Parks and Recreation: Shaking Things Up for the Final Season

Parks and Recreation
Colleen Hayes/NBC
Parks and Recreation

The end is near! After finishing Season 6 with a three-year time jump, Parks and Rec is back for its seventh and final season, set entirely in 2017. Executive producer Michael Schur explains that the leap ahead was done “to shake things up” as the show prepared to wind down. “Everyone is a little older and wiser,” he says of the Pawnee posse of the future, but don’t expect to see hoverboards. “We felt like the fans have invested [so much time] into this set of characters, and we want the stories to be about them,” he says. “There are no massive, seismic shifts. No one is unrecognizable; the couples are all still together. There have been no splits or divorces.”

Despite taking place a few years in the future, the new season, Schur promises, will rely on Parks‘ past for its main plot. In the opener, Leslie (Amy Poehler)–who’s now a married mother of triplets in charge of the National Park Service’s Midwest region–will find herself faced with a challenge that Schur sees as a magnified callback to the series pilot. “Leslie is given the opportunity to do something for the town that would bring her all the way back to where she started,” he explains, “but in a way that befits her new job. She’s a more accomplished person than she was.”

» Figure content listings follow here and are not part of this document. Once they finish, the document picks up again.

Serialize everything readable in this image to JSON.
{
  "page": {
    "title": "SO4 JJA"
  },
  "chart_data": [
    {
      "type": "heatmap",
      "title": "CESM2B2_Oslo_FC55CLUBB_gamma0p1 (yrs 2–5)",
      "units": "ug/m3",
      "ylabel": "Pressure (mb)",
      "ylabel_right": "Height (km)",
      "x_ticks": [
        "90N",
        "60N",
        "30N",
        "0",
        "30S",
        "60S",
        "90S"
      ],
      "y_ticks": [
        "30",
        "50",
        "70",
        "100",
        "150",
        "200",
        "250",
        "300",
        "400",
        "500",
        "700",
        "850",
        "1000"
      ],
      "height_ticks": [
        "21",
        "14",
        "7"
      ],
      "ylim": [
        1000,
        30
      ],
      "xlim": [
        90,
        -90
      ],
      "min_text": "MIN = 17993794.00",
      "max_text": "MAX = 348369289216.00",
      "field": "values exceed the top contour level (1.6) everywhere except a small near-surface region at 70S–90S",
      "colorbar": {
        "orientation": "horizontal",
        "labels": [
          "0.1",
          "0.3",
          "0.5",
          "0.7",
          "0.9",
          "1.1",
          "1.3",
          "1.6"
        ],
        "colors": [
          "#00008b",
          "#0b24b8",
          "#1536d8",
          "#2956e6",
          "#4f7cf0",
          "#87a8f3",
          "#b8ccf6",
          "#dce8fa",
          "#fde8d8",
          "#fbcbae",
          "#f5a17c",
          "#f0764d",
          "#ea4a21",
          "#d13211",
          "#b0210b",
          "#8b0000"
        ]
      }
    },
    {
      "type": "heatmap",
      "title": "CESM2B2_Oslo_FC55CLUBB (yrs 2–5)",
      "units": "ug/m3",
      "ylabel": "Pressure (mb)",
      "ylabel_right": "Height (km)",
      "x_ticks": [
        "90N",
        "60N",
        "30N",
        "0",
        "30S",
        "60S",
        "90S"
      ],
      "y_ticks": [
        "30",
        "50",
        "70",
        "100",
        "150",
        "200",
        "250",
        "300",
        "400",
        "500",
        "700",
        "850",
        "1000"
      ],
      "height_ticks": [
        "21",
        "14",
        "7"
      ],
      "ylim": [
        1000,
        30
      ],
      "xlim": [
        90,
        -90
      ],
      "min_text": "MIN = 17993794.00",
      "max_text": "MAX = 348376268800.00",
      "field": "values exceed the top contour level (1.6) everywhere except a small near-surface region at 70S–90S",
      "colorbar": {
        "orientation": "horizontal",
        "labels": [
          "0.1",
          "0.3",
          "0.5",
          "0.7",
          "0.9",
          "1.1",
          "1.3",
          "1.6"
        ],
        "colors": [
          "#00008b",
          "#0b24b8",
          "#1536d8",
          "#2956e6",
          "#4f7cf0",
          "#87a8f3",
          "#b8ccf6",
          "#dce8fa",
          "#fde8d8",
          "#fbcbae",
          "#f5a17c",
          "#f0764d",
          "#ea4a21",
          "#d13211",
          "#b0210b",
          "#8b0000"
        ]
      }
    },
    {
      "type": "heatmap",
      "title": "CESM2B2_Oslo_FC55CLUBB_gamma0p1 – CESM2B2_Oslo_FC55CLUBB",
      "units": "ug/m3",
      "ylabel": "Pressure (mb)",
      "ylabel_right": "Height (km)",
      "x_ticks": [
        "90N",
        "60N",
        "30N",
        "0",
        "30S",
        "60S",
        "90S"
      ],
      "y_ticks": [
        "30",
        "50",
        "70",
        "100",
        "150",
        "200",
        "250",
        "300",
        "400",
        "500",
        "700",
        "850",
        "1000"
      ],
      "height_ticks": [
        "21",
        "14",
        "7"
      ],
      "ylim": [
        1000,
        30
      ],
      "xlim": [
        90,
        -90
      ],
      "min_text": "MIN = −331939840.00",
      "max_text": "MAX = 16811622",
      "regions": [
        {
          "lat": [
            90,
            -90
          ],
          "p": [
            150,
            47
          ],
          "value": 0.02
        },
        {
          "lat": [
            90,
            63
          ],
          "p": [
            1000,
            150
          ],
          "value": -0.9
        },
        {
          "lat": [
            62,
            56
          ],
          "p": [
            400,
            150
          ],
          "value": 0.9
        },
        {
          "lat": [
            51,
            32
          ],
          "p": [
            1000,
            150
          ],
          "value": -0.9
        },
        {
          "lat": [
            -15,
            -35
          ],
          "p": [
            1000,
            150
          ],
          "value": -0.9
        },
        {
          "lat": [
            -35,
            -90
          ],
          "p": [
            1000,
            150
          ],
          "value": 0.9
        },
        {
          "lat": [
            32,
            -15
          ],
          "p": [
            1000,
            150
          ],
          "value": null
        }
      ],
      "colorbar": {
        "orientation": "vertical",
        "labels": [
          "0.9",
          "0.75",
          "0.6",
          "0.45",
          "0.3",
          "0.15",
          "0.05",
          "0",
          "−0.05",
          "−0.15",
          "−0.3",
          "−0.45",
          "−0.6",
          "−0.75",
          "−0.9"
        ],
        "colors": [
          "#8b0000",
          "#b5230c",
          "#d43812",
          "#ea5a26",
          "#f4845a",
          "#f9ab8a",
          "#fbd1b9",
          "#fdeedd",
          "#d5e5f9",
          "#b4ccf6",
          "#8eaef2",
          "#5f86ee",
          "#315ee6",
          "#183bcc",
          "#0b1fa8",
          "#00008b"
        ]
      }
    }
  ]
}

In addition, Schur says that last season’s flash-forward–which featured April (Aubrey Plaza), Andy (Chris Pratt), and Leslie’s hubby, Ben (Adam Scott)–dropped some hints about who will be on the Team Knope payroll now that she’s got her dream job. “We were very specific in the people we showed in that scene and who we didn’t.” Wait, no Ron Swanson on staff? Knope, didn’t see that one coming.